The next time he lived in the United States it was in New York as he had been made first counselor at the French mission to the UN during the height of the Iraq-Iran conflict. Another posting – also pertaining to a conflict – stands out from the list of countries he worked in. For one year he was co-chairman of the Israel-Lebanon Monitoring Group formed to protect civilians in South Lebanon and Northern Israel after the Grapes of Wrath Israeli military operation.
It was a delicate and challenging mission […] Each time there was an incident which prompted a complaint being lodged by one of the parties, we met in South Lebanon and had extremely complicated negotiations – lasting usually the whole day and the following night until dawn – led by my American counterpart and myself, to establish responsibilities and try to avoid escalation of the fighting. […] it was one of the rare situations in which as diplomats we could feel we were making a difference and contributed to saving lives.
While Jean-Michel Gaussot chides himself for having been “too busy and too often far away from my country to involve myself in activities linked to my father’s fate” before his retirement, it is easy to see that as a diplomat he was guided by a vision of freedom for all, a vision shared by his own father as Jean-Michel Gaussot has himself expressed.

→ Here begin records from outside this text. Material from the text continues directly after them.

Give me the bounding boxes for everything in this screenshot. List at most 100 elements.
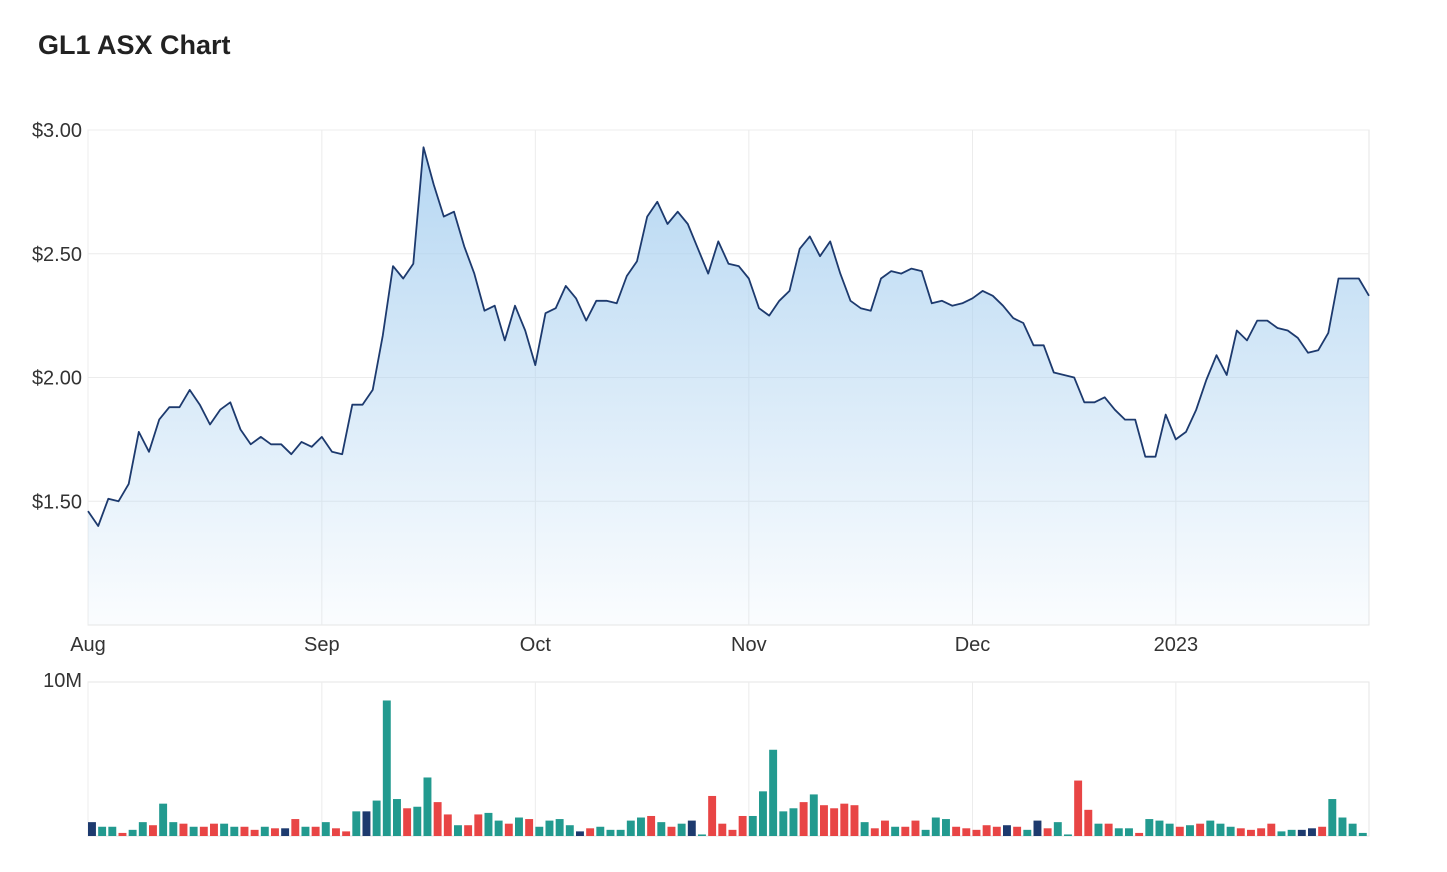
volume-bar <box>1277 831 1286 836</box>
volume-bar <box>1135 832 1144 836</box>
price-line <box>87 146 1370 527</box>
volume-bar <box>189 826 198 836</box>
volume-bar <box>1084 809 1093 836</box>
volume-bar <box>1033 820 1042 836</box>
volume-bar <box>474 814 483 836</box>
volume-bar <box>230 826 239 836</box>
volume-bar <box>1114 828 1123 836</box>
volume-bar <box>1247 829 1255 836</box>
volume-bar <box>301 826 310 836</box>
volume-bar <box>860 822 869 836</box>
volume-bar <box>911 820 920 836</box>
volume-bar <box>769 749 778 836</box>
x-tick-label: Sep <box>304 634 340 656</box>
volume-bar <box>352 811 361 836</box>
volume-bar <box>88 822 96 836</box>
volume-bar <box>657 822 666 836</box>
volume-bar <box>515 817 523 836</box>
volume-bar <box>1145 819 1154 836</box>
volume-bar <box>1094 823 1103 836</box>
volume-bar <box>1297 829 1306 836</box>
volume-bar <box>565 825 574 836</box>
volume-bar <box>1003 825 1011 836</box>
volume-bar <box>179 823 188 836</box>
volume-bar <box>1175 826 1184 836</box>
volume-bar <box>759 791 767 836</box>
volume-bar <box>738 815 747 836</box>
volume-bar <box>891 826 900 836</box>
volume-bar <box>992 826 1001 836</box>
volume-bar <box>901 826 910 836</box>
volume-bar <box>616 829 625 836</box>
volume-bar <box>443 814 452 836</box>
volume-bar <box>382 700 391 836</box>
volume-bar <box>626 820 635 836</box>
volume-bar <box>220 823 229 836</box>
volume-bar <box>1023 829 1032 836</box>
volume-bar <box>108 826 117 836</box>
volume-bar <box>149 825 157 836</box>
volume-bar <box>1348 823 1357 836</box>
volume-bar <box>820 805 828 836</box>
volume-bar <box>1308 828 1316 836</box>
volume-bar <box>809 794 818 836</box>
y-tick-label: $3.00 <box>32 120 82 142</box>
volume-bar <box>1196 823 1205 836</box>
volume-bar <box>240 826 249 836</box>
y-tick-label: $2.00 <box>32 368 82 390</box>
volume-bar <box>535 826 544 836</box>
volume-bar <box>799 802 808 836</box>
volume-bar <box>942 819 950 836</box>
volume-bar <box>423 777 432 836</box>
volume-bar <box>667 826 676 836</box>
x-tick-label: Nov <box>731 634 767 656</box>
volume-bar <box>332 828 340 836</box>
volume-bar <box>128 829 137 836</box>
x-tick-label: 2023 <box>1154 634 1199 656</box>
volume-bar <box>962 828 971 836</box>
volume-bar <box>250 829 259 836</box>
volume-bar <box>199 826 208 836</box>
volume-bar <box>260 826 269 836</box>
volume-bar <box>525 819 534 836</box>
volume-bar <box>393 799 401 836</box>
volume-bar <box>484 812 493 836</box>
volume-bar <box>1318 826 1327 836</box>
volume-bar <box>647 815 656 836</box>
volume-panel-border <box>87 681 1370 837</box>
volume-bar <box>1053 822 1062 836</box>
volume-bar <box>504 823 513 836</box>
volume-bar <box>596 826 605 836</box>
chart-title: GL1 ASX Chart <box>38 30 231 60</box>
volume-bar <box>870 828 879 836</box>
volume-bar <box>718 823 727 836</box>
volume-bar <box>413 806 422 836</box>
volume-bar <box>1125 828 1133 836</box>
volume-bar <box>1064 834 1072 836</box>
volume-bar <box>372 800 381 836</box>
volume-bar <box>1206 820 1215 836</box>
volume-bar <box>708 795 717 836</box>
volume-y-tick-label: 10M <box>43 670 82 692</box>
volume-bar <box>1267 823 1276 836</box>
volume-bar <box>830 808 839 836</box>
volume-bar <box>321 822 330 836</box>
volume-bar <box>982 825 991 836</box>
volume-bar <box>840 803 849 836</box>
x-tick-label: Aug <box>70 634 106 656</box>
y-tick-label: $1.50 <box>32 491 82 513</box>
volume-bar <box>1155 820 1164 836</box>
volume-bar <box>728 829 737 836</box>
volume-bar <box>881 820 889 836</box>
volume-bar <box>342 831 351 836</box>
volume-bar <box>138 822 147 836</box>
volume-bar <box>921 829 930 836</box>
volume-bar <box>1074 780 1083 836</box>
volume-bar <box>311 826 320 836</box>
y-tick-label: $2.50 <box>32 244 82 266</box>
volume-bar <box>1104 823 1113 836</box>
volume-bar <box>748 815 757 836</box>
volume-bar <box>1165 823 1174 836</box>
volume-bar <box>464 825 473 836</box>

A true diplomat, on and off the stage
Aside from freedom another value held high by the members of the Résistance has been fraternity. During Jean-Michel Gaussot’s visit to the Neuengamme Concentration Camp Memorial in May 2014 he underlined that this solidarity could not only serve as a bond between the descendants of former concentration camp prisoners, but could be extended to also include the relatives of Nazi perpetrators.
His conciliatory demeanor during the multi-generational meeting that the Memorial had organized to bring together survivors, relatives of former prisoners as well as German students and interested individuals to discuss the future of remembrance made him the ideal drafter of a declaration by all the participants. It was presented publicly during the commemorative service held on May 4, 2014 on the occasion of the 69th anniversary of the end of the war and the liberation of the camps.
Without Jean-Michel Gaussot the following vision from this declaration would not have been possible:
The children of perpetrators and the children of concentration camp prisoners, especially those whose fathers and mothers did not survive, share a pain. This shall not separate them, but, to the contrary, help them become closer. They each have to cope with the past for which they are not responsible. They can and should collaborate so that the crimes committed or experienced by their parents will not be repeated.